Most of the 64 toxic substances emitted by ESCO have more than one known or suspected health effect. In addition to 7 substances that are known to cause cancer, another 12 are suspected carcinogens.

According to information on these substances gathered by Environmental Defense and published at its web site www.scorecard.org from government environmental authorities, 39 are of the air toxics emitted by ESCO are classified as respiratory toxicants, 37 are classified as neurotoxins, 37 are skin or sense organ toxicants, 28 are gastrointestinal or liver toxicants, 26 are cardiovascular or blood toxicants, 24 are kidney toxicants, 22 are developmental toxicants, 19 are reproductive toxicants, 16 are Immunotoxicants, 8 are endocrine toxicants, and 1 is a musculoskeletal toxicant.

Genacsi, the producer of “What’s in the Air?”, a 1999 documentary filmed in Northwest Porrtland, Richmond, Falif., and Seattle on air quality in the neighborhood, has been battling ESCO over its smelly and toxic emissions for 15 years.
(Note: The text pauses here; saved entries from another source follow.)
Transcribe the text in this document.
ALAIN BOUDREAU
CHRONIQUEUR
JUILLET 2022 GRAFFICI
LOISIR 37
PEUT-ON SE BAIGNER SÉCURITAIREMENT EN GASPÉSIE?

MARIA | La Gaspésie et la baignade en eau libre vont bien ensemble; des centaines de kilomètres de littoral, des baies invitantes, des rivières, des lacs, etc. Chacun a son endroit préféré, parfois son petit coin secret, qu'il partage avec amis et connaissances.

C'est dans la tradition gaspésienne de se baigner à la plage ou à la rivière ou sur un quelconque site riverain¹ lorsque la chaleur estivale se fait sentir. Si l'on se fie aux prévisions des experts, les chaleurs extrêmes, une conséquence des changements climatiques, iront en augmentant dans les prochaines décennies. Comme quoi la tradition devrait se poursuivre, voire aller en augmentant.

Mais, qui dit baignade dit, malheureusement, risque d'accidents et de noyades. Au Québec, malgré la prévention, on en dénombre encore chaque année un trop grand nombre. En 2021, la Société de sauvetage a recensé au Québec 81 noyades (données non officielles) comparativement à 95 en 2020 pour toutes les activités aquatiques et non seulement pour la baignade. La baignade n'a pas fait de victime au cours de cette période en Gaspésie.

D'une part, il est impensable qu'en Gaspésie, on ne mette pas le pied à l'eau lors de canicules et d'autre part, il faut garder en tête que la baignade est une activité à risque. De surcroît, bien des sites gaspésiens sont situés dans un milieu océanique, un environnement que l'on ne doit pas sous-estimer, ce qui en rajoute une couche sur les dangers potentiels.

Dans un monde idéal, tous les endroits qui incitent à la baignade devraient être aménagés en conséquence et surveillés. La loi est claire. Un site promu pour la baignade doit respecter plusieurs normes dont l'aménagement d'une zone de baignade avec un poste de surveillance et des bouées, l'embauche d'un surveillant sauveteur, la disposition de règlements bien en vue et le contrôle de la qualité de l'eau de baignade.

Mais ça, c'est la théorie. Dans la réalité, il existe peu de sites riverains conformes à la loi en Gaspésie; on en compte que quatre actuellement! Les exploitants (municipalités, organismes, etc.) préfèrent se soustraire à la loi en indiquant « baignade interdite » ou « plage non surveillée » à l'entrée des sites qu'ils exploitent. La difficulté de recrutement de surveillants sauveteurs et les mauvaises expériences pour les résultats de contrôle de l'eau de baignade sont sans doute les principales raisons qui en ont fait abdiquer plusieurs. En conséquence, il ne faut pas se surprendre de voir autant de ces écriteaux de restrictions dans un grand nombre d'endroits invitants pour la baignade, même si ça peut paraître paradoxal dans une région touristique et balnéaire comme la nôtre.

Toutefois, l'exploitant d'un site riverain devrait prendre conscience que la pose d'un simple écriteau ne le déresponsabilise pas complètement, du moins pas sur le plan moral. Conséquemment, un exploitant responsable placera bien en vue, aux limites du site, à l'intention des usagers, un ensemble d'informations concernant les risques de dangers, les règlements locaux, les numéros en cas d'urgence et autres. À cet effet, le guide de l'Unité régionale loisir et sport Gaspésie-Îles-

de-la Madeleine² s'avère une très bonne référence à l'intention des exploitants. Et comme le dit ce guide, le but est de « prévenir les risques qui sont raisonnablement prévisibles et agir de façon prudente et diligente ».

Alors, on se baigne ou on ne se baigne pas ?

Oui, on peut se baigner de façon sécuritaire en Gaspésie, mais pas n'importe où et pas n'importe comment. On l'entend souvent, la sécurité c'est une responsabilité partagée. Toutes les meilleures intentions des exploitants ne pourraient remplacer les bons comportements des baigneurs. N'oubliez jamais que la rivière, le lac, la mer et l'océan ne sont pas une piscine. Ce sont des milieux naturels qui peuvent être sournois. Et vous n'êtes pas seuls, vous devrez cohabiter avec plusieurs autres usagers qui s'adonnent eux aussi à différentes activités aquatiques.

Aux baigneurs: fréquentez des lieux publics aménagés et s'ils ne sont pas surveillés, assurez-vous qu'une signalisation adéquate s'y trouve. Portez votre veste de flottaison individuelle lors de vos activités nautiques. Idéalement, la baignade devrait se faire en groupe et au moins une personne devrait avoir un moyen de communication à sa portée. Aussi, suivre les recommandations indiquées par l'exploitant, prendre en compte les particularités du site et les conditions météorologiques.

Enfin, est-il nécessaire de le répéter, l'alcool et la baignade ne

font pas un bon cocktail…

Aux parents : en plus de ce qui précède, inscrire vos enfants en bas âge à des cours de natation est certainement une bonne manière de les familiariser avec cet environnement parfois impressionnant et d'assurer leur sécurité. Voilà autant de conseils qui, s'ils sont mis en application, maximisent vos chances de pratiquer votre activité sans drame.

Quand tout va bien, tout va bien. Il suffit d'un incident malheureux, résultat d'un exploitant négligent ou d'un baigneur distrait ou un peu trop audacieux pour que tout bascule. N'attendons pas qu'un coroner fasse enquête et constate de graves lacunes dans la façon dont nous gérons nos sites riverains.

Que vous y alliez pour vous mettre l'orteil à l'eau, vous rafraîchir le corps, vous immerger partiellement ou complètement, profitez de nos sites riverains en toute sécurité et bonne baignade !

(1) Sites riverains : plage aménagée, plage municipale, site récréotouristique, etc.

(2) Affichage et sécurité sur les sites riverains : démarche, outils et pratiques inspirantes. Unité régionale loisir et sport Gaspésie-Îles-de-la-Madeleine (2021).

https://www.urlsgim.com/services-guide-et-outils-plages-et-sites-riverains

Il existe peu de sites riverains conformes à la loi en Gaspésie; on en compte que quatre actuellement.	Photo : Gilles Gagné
When she started the battle, she says, the DEQ said they did not know what was coming out of ESCO because they hadn’t monitored and didn’t have the money to monitor. In the early part of this decade, she and Dr. Robert Amundson led an effort to conduct citizen monitoring, which discovered more than 70 toxic chemicals in the air., including hexavalent chromium. They concluded that ESCO was the source of much of the pollution “by following our noses.”

At various times, more than 100 of her neighbors joined her in the fight, usually meeting at her house to discuss issues and strategy.